Elle s'assit, secouée, pendant que la bonne, sans se presser, traînait ses savates et avalait encore un pruneau, avant de retourner dans sa cuisine. On la chassait ainsi une fois par semaine ; ça ne l'émotionnait plus. Autour de la table, il y eut un silence pénible. Hortense finit par dire que ça n'avançait à rien, de toujours la flanquer dehors, pour toujours la garder ensuite. Sans doute elle volait et elle devenait insolente ; mais autant celle-là qu'une autre, car elle consentait à les servir au moins, tandis qu'une autre ne les tolérerait pas huit jours, même avec l'agrément de boire le vinaigre et de fourrer les pruneaux dans sa poche.

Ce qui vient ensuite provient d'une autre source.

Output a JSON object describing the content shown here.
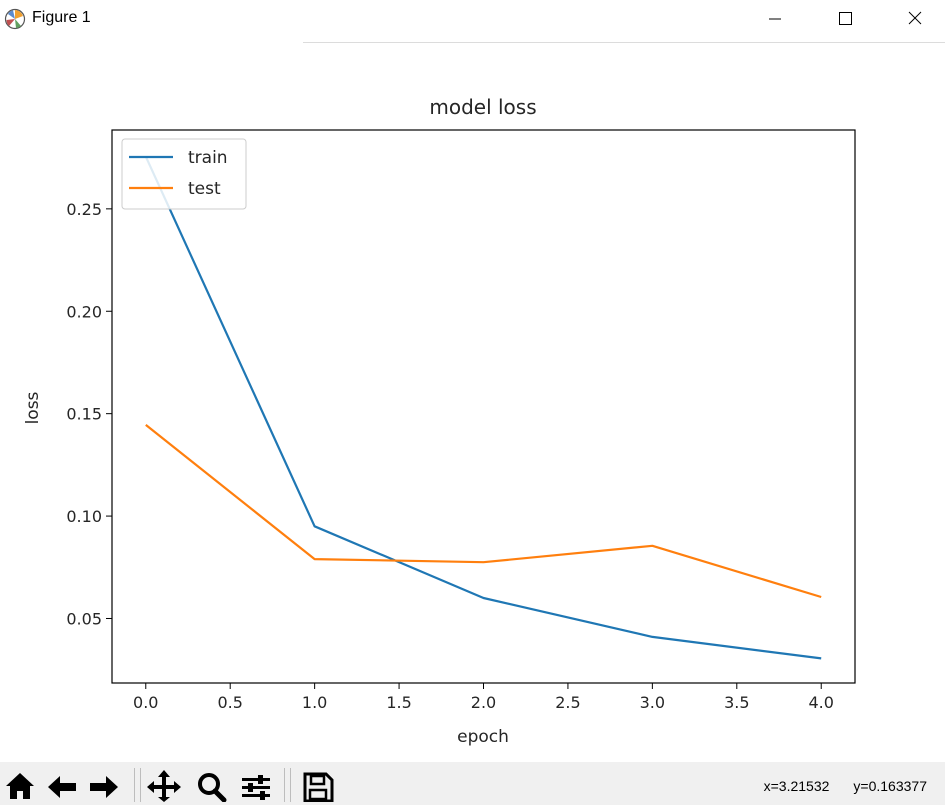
{
  "window": {
    "title": "Figure 1"
  },
  "status": {
    "x": "x=3.21532",
    "y": "y=0.163377"
  },
  "toolbar": [
    "home-icon",
    "back-arrow-icon",
    "forward-arrow-icon",
    "pan-icon",
    "zoom-icon",
    "configure-subplots-icon",
    "save-icon"
  ],
  "chart_data": {
    "type": "line",
    "title": "model loss",
    "xlabel": "epoch",
    "ylabel": "loss",
    "x": [
      0,
      1,
      2,
      3,
      4
    ],
    "xlim": [
      -0.2,
      4.2
    ],
    "ylim": [
      0.0185,
      0.2885
    ],
    "xticks": [
      "0.0",
      "0.5",
      "1.0",
      "1.5",
      "2.0",
      "2.5",
      "3.0",
      "3.5",
      "4.0"
    ],
    "yticks": [
      "0.05",
      "0.10",
      "0.15",
      "0.20",
      "0.25"
    ],
    "legend_position": "upper left",
    "series": [
      {
        "name": "train",
        "color": "#1f77b4",
        "values": [
          0.2755,
          0.095,
          0.06,
          0.041,
          0.0305
        ]
      },
      {
        "name": "test",
        "color": "#ff7f0e",
        "values": [
          0.1445,
          0.079,
          0.0775,
          0.0855,
          0.0605
        ]
      }
    ]
  }
}
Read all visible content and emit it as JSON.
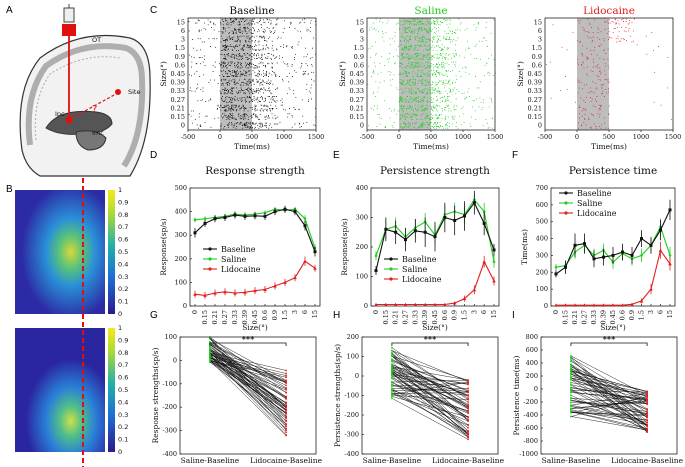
{
  "panel_letters": {
    "A": "A",
    "B": "B",
    "C": "C",
    "D": "D",
    "E": "E",
    "F": "F",
    "G": "G",
    "H": "H",
    "I": "I"
  },
  "colors": {
    "baseline": "#111111",
    "saline": "#22cc22",
    "lidocaine": "#e02020",
    "shade": "#bdbdbd"
  },
  "panel_a": {
    "label_ot": "OT",
    "label_site": "Site",
    "label_ipc": "Ipc",
    "label_imc": "Imc",
    "label_question": "?"
  },
  "panel_b": {
    "colorbar_ticks": [
      "1",
      "0.9",
      "0.8",
      "0.7",
      "0.6",
      "0.5",
      "0.4",
      "0.3",
      "0.2",
      "0.1",
      "0"
    ]
  },
  "chart_data": [
    {
      "id": "C-baseline",
      "type": "raster",
      "title": "Baseline",
      "ylabel": "Size(°)",
      "xlabel": "Time(ms)",
      "categories": [
        "0",
        "0.15",
        "0.21",
        "0.27",
        "0.33",
        "0.39",
        "0.45",
        "0.6",
        "0.9",
        "1.5",
        "3",
        "6",
        "15"
      ],
      "xticks": [
        "-500",
        "0",
        "500",
        "1000",
        "1500"
      ],
      "xlim": [
        -500,
        1500
      ],
      "stim_window": [
        0,
        500
      ]
    },
    {
      "id": "C-saline",
      "type": "raster",
      "title": "Saline",
      "ylabel": "Size(°)",
      "xlabel": "Time(ms)",
      "categories": [
        "0",
        "0.15",
        "0.21",
        "0.27",
        "0.33",
        "0.39",
        "0.45",
        "0.6",
        "0.9",
        "1.5",
        "3",
        "6",
        "15"
      ],
      "xticks": [
        "-500",
        "0",
        "500",
        "1000",
        "1500"
      ],
      "xlim": [
        -500,
        1500
      ],
      "stim_window": [
        0,
        500
      ]
    },
    {
      "id": "C-lidocaine",
      "type": "raster",
      "title": "Lidocaine",
      "ylabel": "Size(°)",
      "xlabel": "Time(ms)",
      "categories": [
        "0",
        "0.15",
        "0.21",
        "0.27",
        "0.33",
        "0.39",
        "0.45",
        "0.6",
        "0.9",
        "1.5",
        "3",
        "6",
        "15"
      ],
      "xticks": [
        "-500",
        "0",
        "500",
        "1000",
        "1500"
      ],
      "xlim": [
        -500,
        1500
      ],
      "stim_window": [
        0,
        500
      ]
    },
    {
      "id": "D",
      "type": "line",
      "title": "Response strength",
      "ylabel": "Response(sp/s)",
      "xlabel": "Size(°)",
      "categories": [
        "0",
        "0.15",
        "0.21",
        "0.27",
        "0.33",
        "0.39",
        "0.45",
        "0.6",
        "0.9",
        "1.5",
        "3",
        "6",
        "15"
      ],
      "ylim": [
        0,
        500
      ],
      "yticks": [
        "0",
        "100",
        "200",
        "300",
        "400",
        "500"
      ],
      "series": [
        {
          "name": "Baseline",
          "values": [
            310,
            350,
            370,
            375,
            385,
            380,
            382,
            380,
            400,
            410,
            400,
            340,
            230
          ],
          "err": [
            20,
            15,
            15,
            15,
            15,
            15,
            15,
            15,
            15,
            15,
            15,
            20,
            20
          ]
        },
        {
          "name": "Saline",
          "values": [
            365,
            370,
            375,
            380,
            390,
            385,
            390,
            395,
            410,
            405,
            410,
            370,
            245
          ],
          "err": [
            10,
            10,
            10,
            10,
            10,
            10,
            10,
            10,
            10,
            10,
            10,
            15,
            15
          ]
        },
        {
          "name": "Lidocaine",
          "values": [
            50,
            45,
            55,
            60,
            55,
            58,
            65,
            70,
            85,
            100,
            120,
            190,
            160
          ],
          "err": [
            15,
            15,
            15,
            15,
            15,
            15,
            15,
            15,
            15,
            15,
            15,
            20,
            15
          ]
        }
      ],
      "legend": [
        "Baseline",
        "Saline",
        "Lidocaine"
      ]
    },
    {
      "id": "E",
      "type": "line",
      "title": "Persistence strength",
      "ylabel": "Response(sp/s)",
      "xlabel": "Size(°)",
      "categories": [
        "0",
        "0.15",
        "0.21",
        "0.27",
        "0.33",
        "0.39",
        "0.45",
        "0.6",
        "0.9",
        "1.5",
        "3",
        "6",
        "15"
      ],
      "ylim": [
        0,
        400
      ],
      "yticks": [
        "0",
        "100",
        "200",
        "300",
        "400"
      ],
      "series": [
        {
          "name": "Baseline",
          "values": [
            120,
            260,
            250,
            225,
            255,
            250,
            235,
            300,
            290,
            305,
            350,
            280,
            190
          ],
          "err": [
            15,
            40,
            40,
            40,
            40,
            50,
            50,
            50,
            50,
            50,
            40,
            40,
            20
          ]
        },
        {
          "name": "Saline",
          "values": [
            170,
            260,
            270,
            235,
            265,
            285,
            240,
            310,
            320,
            310,
            360,
            320,
            150
          ],
          "err": [
            15,
            30,
            30,
            30,
            30,
            30,
            30,
            30,
            30,
            30,
            20,
            30,
            20
          ]
        },
        {
          "name": "Lidocaine",
          "values": [
            5,
            5,
            5,
            5,
            5,
            5,
            5,
            5,
            10,
            25,
            55,
            150,
            85
          ],
          "err": [
            2,
            2,
            2,
            2,
            2,
            2,
            2,
            2,
            5,
            10,
            15,
            20,
            15
          ]
        }
      ],
      "legend": [
        "Baseline",
        "Saline",
        "Lidocaine"
      ]
    },
    {
      "id": "F",
      "type": "line",
      "title": "Persistence time",
      "ylabel": "Time(ms)",
      "xlabel": "Size(°)",
      "categories": [
        "0",
        "0.15",
        "0.21",
        "0.27",
        "0.33",
        "0.39",
        "0.45",
        "0.6",
        "0.9",
        "1.5",
        "3",
        "6",
        "15"
      ],
      "ylim": [
        0,
        700
      ],
      "yticks": [
        "0",
        "100",
        "200",
        "300",
        "400",
        "500",
        "600",
        "700"
      ],
      "series": [
        {
          "name": "Baseline",
          "values": [
            190,
            230,
            360,
            370,
            280,
            290,
            300,
            320,
            300,
            400,
            360,
            450,
            570
          ],
          "err": [
            20,
            40,
            70,
            60,
            50,
            50,
            50,
            50,
            50,
            50,
            50,
            60,
            60
          ]
        },
        {
          "name": "Saline",
          "values": [
            230,
            240,
            320,
            360,
            300,
            330,
            260,
            310,
            280,
            300,
            360,
            470,
            300
          ],
          "err": [
            20,
            30,
            40,
            40,
            40,
            40,
            40,
            40,
            40,
            40,
            40,
            50,
            50
          ]
        },
        {
          "name": "Lidocaine",
          "values": [
            5,
            5,
            5,
            5,
            5,
            5,
            5,
            5,
            10,
            30,
            100,
            330,
            250
          ],
          "err": [
            2,
            2,
            2,
            2,
            2,
            2,
            2,
            2,
            5,
            15,
            30,
            50,
            40
          ]
        }
      ],
      "legend": [
        "Baseline",
        "Saline",
        "Lidocaine"
      ]
    },
    {
      "id": "G",
      "type": "paired",
      "ylabel": "Response strengths(sp/s)",
      "categories": [
        "Saline-Baseline",
        "Lidocaine-Baseline"
      ],
      "ylim": [
        -400,
        100
      ],
      "yticks": [
        "100",
        "0",
        "-100",
        "-200",
        "-300",
        "-400"
      ],
      "significance": "***"
    },
    {
      "id": "H",
      "type": "paired",
      "ylabel": "Persistence strengths(sp/s)",
      "categories": [
        "Saline-Baseline",
        "Lidocaine-Baseline"
      ],
      "ylim": [
        -400,
        200
      ],
      "yticks": [
        "200",
        "100",
        "0",
        "-100",
        "-200",
        "-300",
        "-400"
      ],
      "significance": "***"
    },
    {
      "id": "I",
      "type": "paired",
      "ylabel": "Persistence time(ms)",
      "categories": [
        "Saline-Baseline",
        "Lidocaine-Baseline"
      ],
      "ylim": [
        -1000,
        800
      ],
      "yticks": [
        "800",
        "600",
        "400",
        "200",
        "0",
        "-200",
        "-400",
        "-600",
        "-800",
        "-1000"
      ],
      "significance": "***"
    }
  ]
}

Le déjeuner, cependant, s'acheva dans une intimité attendrie. Monsieur Josserand, très ému, parla de ce pauvre Saturnin qui s'était fait reconduire là-bas, la veille, pendant son absence ; et il croyait à un accès de folie furieuse, au milieu du magasin, car on lui avait conté cette histoire. Ensuite, comme il se plaignait de ne plus voir Léon, madame Josserand, redevenue muette, déclara sèchement qu'elle l'attendait le jour même ; peut-êtreviendrait-il déjeuner. Depuis une semaine, le jeune homme avait rompu avec madame Dambreville, qui, pour tenir sa promesse, voulait le marier à une veuve, sèche et noire ; mais lui entendait épouser une nièce de monsieur Dambreville, une créole très riche et d'une beauté éclatante, débarquée au mois de septembre chez son oncle, après avoir perdu son père, mort aux Antilles. Et il y avait eu des scènes terribles entre les deux amants, madame Dambreville refusait sa nièce à Léon, brûlée de jalousie, ne pouvant se résigner devant cette fleur adorable de jeunesse.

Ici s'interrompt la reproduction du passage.